For Immediate Release

Contact: Kara Zupkus, kara@protectingtaxpayers.org

WASHINGTON, D.C. — The Taxpayers Protection Alliance (TPA) today released a new policy brief, “FCTC: The Wrong Lessons Learned,” by Roger Bate, fellow at the International Center for Law and Economics (ICLE). The brief argues that the World Health Organization’s (WHO) Framework Convention on Tobacco Control (FCTC) has strayed from its original promise of evidence-based, transparent policy and now too often excludes scientific dissent and blocks consumer-driven innovation that helps adult smokers quit.
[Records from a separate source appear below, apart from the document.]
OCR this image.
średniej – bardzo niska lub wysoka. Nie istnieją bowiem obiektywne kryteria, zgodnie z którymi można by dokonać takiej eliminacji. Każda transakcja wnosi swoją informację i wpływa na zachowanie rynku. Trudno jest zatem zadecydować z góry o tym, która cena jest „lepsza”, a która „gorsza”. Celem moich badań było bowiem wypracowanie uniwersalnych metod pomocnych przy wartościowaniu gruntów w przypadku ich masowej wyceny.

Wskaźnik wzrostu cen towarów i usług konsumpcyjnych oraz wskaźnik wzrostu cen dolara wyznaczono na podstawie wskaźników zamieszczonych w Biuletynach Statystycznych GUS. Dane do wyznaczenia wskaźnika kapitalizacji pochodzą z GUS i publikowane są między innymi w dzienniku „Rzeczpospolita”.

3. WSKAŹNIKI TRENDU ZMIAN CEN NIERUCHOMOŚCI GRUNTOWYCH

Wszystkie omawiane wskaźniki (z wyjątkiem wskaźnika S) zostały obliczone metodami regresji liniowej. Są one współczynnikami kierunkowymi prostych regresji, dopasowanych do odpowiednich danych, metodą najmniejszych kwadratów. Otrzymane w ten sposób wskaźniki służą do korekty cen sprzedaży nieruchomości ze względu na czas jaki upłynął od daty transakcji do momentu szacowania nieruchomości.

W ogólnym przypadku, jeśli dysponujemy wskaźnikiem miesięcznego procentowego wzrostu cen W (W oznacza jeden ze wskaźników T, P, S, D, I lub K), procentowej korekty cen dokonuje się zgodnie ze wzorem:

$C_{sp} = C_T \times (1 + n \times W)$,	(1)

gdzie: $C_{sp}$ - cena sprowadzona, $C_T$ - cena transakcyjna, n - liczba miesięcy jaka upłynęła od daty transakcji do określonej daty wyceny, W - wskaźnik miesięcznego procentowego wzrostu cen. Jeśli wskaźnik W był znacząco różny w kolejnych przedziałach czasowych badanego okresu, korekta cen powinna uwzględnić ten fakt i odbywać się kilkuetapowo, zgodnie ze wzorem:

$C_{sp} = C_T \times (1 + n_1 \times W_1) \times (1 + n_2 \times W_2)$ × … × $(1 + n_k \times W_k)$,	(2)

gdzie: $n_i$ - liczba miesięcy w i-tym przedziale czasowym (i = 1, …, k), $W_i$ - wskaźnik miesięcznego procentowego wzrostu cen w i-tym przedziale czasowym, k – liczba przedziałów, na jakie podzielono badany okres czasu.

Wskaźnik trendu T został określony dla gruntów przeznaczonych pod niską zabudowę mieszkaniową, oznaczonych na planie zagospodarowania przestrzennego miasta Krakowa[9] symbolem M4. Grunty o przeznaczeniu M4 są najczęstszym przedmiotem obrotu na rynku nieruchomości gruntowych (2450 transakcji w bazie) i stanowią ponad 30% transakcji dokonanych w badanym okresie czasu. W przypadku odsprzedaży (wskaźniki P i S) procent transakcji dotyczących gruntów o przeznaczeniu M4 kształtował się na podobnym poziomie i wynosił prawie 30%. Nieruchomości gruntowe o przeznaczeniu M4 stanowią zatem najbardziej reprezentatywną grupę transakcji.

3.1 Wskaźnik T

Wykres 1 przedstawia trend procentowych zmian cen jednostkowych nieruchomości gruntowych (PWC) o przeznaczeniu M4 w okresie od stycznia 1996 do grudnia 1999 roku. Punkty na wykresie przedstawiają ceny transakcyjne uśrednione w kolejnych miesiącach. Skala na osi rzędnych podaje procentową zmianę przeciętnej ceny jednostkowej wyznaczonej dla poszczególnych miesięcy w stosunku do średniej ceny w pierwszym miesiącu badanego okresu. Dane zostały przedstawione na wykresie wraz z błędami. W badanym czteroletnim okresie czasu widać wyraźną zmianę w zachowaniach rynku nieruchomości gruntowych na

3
“A treaty built to reduce smoking-related deaths should evaluate tools by outcomes, not ideology,” said Bate. “When safer alternatives like e-cigarettes and oral nicotine are demonized despite real-world success, the losers are adult smokers—and the taxpayers funding policies that don’t work.”

The paper warns that the governance habits entrenched in the FCTC—closed meetings, asymmetrical conflict-of-interest rules, and a reflexive hostility to dissent—have spilled over into pandemic governance, risking over-centralization and weak accountability.

“We don’t need less coordination; we need better governance,” Bate added. “Open the process, measure by results, protect kids and help adults quit—and spend taxpayer money where it actually saves lives.”

The brief recommends the following reforms:

  • Open the process: Hold public sessions at FCTC COPs; publish minutes, votes, and evidence tables.
  • Apply COI rules symmetrically: Scrutinize funding and incentives across all actors involved in the global regulatory process.
  • Independent comparisons: Commission head-to-head evaluations of cessation tools (quit rates, risk differentials, cost-effectiveness).
  • Proportionate regulation: Pair strict youth protections with adult access to lower-risk products.
  • Fiscal guardrails: Require cost-benefit analysis, add sunset clauses to emergency powers, and ensure domestic legislative oversight before adopting external guidance.

In response to the brief, TPA fellow Martin Cullip called for WHO reform: “The WHO’s FCTC treaty is failing in its mission. It must reassess the scientific evidence regarding reduced-risk nicotine products and operate with far greater transparency. By prioritizing ideology over clear evidence that harm reduction products reduce smoking rates, the FCTC has become an obstacle to global public health progress.”